[Interview] Joffrey Lauvergne : « Tony Parker a poussé pour que les Spurs me signent »

[Interview] Joffrey Lauvergne : « Tony Parker a poussé pour que les Spurs me signent »

A 25 ans Joffrey Lauvergne est devenu un incontournable de l’équipe de France, un cadre même, présent lors de toutes les dernières compétitions des bleus. Après une saison NBA mouvementée, il a atterri aux Spurs de San Antonio et lors du media day de l’équipe de France il a abordé ces deux sujets à notre micro.

Cette année, tu es le pivot le plus expérimenté de l’équipe, est-ce que c’est une pression supplémentaire ?

Non, la seule pression à avoir, c’est celle du résultat.

Tu sors d’une année particulière après avoir été baladé entre OKC et Chicago, l’équipe de France est-ce que c’est pas un moyen de retrouver une certaine stabilité qui te correspond plus ?

L’équipe de France, c’est déjà jouer pour la France, avec des joueurs avec qui je m’entends bien donc c’est un truc important pour moi. Les étés sont longs, surtout en NBA donc ça permet de garder le rythme.

Il ne reste que Boris chez les anciens, c’est au tour de ta génération maintenant ?

Je pense que le fait qu’on ait été intégré entre les deux est une bonne chose. La transition a été intelligemment faite.

Tony, c’est un monument à San Antonio, est-ce que tu l’as appelé quand tu as signé ?

Pour la petite histoire, on était en vacances au même endroit. Le soir on se croise par hasard au restaurant, on discute ensemble. Il me rappelle le lendemain « Mais tu m’as même pas dit que les Spurs voulaient te signer » alors que je n’étais même pas au courant ! Le lendemain, ils l’ont appelé pour demander des renseignements et apparemment, il a poussé pour qu’ils me signent et je pense que ça va m’aider qu’il soit là-bas parce que j’ai une bonne relation avec lui. J’ai aussi joué avec (Davis) Bertans donc c’est une bonne chose.

C’était un peu compliqué à Chicago…

Oui, mais c’est la NBA et c’était d’autant plus dur que j’arrive en cours de saison

Du coup San Antonio pourrait mieux te convenir

C’est des a priori, mais j’espère que ça va mieux se passer oui.

Tu nous avais confié que tu étais une caricature du joueur européen qui aime connaître les gars, est-ce que tu penses qu’à San Antonio c’est le bon endroit pour ça.

Oui ! Il y a beaucoup de joueurs étrangers et c’est la franchise réputée la plus proche de ce qu’il se fait en Europe.
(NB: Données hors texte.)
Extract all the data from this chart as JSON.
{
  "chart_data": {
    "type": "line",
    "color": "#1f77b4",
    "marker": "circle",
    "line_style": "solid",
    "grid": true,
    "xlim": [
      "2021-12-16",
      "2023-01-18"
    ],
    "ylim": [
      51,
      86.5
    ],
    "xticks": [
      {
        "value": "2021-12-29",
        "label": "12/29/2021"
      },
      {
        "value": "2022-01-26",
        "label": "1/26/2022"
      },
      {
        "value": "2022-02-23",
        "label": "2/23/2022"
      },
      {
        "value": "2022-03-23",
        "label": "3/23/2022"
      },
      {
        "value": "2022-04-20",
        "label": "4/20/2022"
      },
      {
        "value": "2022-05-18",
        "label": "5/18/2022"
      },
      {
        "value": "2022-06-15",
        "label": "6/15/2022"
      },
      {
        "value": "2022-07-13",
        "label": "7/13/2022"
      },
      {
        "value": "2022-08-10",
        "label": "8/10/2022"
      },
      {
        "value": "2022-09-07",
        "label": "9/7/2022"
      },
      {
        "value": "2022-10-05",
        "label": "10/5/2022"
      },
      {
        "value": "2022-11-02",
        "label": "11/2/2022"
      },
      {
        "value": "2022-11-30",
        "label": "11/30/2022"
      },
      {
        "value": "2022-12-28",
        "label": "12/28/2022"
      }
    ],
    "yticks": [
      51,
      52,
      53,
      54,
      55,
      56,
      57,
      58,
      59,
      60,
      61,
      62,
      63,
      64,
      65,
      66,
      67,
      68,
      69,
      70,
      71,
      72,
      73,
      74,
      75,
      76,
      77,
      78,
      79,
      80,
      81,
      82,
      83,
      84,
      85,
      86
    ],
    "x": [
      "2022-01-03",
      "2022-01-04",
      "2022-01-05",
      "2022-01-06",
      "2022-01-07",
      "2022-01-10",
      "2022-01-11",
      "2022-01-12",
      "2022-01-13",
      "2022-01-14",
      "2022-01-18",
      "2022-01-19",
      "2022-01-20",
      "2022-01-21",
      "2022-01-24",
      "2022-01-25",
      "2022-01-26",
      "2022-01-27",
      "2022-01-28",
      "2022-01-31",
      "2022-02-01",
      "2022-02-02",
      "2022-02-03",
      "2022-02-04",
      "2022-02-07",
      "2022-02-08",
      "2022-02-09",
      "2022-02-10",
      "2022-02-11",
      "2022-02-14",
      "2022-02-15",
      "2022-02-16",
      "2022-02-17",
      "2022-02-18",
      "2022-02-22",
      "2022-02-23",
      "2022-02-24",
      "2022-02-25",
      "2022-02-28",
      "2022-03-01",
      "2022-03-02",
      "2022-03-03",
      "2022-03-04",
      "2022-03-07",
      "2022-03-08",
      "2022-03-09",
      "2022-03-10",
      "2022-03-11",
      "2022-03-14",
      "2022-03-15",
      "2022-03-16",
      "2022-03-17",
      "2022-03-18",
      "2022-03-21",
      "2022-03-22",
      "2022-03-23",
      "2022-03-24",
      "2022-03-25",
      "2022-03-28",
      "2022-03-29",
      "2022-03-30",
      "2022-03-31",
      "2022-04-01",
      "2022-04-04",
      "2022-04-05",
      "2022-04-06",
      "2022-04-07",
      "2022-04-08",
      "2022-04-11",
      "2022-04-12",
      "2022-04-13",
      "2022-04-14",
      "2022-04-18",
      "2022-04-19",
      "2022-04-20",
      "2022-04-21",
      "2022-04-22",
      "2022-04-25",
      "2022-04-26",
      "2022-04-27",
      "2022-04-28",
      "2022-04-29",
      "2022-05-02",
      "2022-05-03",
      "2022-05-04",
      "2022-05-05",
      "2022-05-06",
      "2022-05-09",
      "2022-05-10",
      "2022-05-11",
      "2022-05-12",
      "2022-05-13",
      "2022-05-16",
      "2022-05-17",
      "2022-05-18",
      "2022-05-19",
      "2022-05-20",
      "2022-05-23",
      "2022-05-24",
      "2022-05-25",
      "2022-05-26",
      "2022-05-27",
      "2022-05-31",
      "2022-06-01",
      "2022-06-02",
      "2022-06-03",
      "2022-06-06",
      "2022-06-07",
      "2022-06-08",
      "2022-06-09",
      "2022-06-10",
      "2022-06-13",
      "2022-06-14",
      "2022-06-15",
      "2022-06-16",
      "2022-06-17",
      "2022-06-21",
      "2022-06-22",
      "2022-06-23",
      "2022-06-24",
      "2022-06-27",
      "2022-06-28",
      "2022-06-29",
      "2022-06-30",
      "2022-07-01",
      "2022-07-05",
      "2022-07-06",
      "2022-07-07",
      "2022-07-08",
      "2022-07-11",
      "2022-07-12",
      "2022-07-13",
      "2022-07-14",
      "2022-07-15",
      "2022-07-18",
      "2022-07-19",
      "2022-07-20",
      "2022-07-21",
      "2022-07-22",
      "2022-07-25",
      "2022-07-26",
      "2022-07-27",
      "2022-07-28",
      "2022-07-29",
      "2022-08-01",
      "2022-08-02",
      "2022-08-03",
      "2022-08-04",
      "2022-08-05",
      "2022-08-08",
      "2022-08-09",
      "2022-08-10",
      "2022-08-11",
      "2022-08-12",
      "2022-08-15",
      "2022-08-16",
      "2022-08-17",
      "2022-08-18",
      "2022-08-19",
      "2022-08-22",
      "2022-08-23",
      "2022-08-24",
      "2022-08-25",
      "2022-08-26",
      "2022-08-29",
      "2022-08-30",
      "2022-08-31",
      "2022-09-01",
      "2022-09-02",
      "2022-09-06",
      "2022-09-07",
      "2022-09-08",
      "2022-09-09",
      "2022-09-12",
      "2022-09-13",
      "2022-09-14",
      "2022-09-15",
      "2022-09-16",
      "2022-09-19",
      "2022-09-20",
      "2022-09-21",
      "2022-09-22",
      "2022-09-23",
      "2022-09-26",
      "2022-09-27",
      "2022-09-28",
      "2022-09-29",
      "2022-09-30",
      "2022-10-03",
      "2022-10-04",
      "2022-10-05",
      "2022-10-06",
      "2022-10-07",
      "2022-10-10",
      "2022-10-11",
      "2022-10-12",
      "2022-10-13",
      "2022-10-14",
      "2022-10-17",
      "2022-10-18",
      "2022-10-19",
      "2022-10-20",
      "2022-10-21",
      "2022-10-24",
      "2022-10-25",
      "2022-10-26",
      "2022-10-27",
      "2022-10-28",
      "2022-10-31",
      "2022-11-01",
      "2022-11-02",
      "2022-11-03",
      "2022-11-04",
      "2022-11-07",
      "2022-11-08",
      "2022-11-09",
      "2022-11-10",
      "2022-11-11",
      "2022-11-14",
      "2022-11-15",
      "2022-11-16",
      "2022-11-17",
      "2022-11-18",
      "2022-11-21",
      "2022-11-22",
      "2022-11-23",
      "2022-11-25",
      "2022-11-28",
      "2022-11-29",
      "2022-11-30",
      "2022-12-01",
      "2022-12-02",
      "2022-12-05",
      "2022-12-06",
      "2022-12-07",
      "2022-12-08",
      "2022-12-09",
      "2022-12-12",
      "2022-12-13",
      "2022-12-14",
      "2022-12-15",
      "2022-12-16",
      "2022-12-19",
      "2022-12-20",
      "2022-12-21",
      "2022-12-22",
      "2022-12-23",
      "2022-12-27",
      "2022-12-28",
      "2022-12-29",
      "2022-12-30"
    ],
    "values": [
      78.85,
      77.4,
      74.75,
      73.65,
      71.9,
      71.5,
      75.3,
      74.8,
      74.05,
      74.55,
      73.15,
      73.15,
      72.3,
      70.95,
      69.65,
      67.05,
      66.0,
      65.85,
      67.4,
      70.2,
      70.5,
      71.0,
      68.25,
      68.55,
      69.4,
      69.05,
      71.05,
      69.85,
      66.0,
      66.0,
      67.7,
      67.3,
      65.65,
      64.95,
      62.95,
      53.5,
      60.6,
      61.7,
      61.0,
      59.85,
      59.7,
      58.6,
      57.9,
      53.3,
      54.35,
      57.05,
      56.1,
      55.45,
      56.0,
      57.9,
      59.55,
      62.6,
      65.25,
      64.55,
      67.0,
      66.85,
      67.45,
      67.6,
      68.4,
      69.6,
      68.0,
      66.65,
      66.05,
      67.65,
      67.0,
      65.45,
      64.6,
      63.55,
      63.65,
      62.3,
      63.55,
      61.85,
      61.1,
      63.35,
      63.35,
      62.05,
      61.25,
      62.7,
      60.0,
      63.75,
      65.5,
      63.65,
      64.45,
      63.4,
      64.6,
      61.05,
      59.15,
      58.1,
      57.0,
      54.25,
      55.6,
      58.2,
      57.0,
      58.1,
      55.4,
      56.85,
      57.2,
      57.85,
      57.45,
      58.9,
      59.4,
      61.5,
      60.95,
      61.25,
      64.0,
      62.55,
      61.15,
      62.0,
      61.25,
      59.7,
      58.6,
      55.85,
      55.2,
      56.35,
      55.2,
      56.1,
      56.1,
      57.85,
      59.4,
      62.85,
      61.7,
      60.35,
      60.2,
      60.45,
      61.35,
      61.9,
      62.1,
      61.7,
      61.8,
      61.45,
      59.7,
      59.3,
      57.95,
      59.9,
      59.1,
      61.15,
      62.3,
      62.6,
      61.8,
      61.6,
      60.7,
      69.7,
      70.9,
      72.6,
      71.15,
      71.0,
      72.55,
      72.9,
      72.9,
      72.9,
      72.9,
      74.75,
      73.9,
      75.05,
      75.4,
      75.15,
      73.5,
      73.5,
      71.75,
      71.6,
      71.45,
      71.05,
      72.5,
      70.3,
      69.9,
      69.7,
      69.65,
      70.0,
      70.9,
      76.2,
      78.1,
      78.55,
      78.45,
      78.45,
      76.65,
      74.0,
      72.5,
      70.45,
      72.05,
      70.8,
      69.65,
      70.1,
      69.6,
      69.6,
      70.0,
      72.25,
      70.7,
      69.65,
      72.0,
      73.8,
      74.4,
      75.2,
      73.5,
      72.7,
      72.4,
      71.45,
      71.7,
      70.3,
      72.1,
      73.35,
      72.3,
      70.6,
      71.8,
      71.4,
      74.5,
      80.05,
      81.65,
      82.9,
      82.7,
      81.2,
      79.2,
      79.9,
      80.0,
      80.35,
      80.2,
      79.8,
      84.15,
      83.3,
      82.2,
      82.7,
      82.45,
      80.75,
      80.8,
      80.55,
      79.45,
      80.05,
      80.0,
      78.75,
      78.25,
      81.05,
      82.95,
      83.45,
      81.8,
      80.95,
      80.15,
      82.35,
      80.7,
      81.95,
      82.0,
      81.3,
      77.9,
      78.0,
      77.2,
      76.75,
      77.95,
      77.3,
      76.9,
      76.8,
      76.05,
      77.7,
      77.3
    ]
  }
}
Jouer pour Gregg Popovich, c’est quelque chose que tu appréhendes ? Qui t’excite ?

Appréhender non puisque visiblement c’est un coach juste. Si je fais ce qu’il dit, ça devrait bien se passer.

Tu vas jouer avec l’un des ennemis publics n°1 en France, Pau Gasol, qu’est-ce que ça t’inspire ? Un commentaire sur ses déclarations ?

Il peut dire ce qu’il veut, je m’en fiche, ça va être mon coéquipier. Par contre au championnat d’Europe ça va être une autre histoire.

Comment tu abordes cette préparation, tu penses être devenu incontournable ?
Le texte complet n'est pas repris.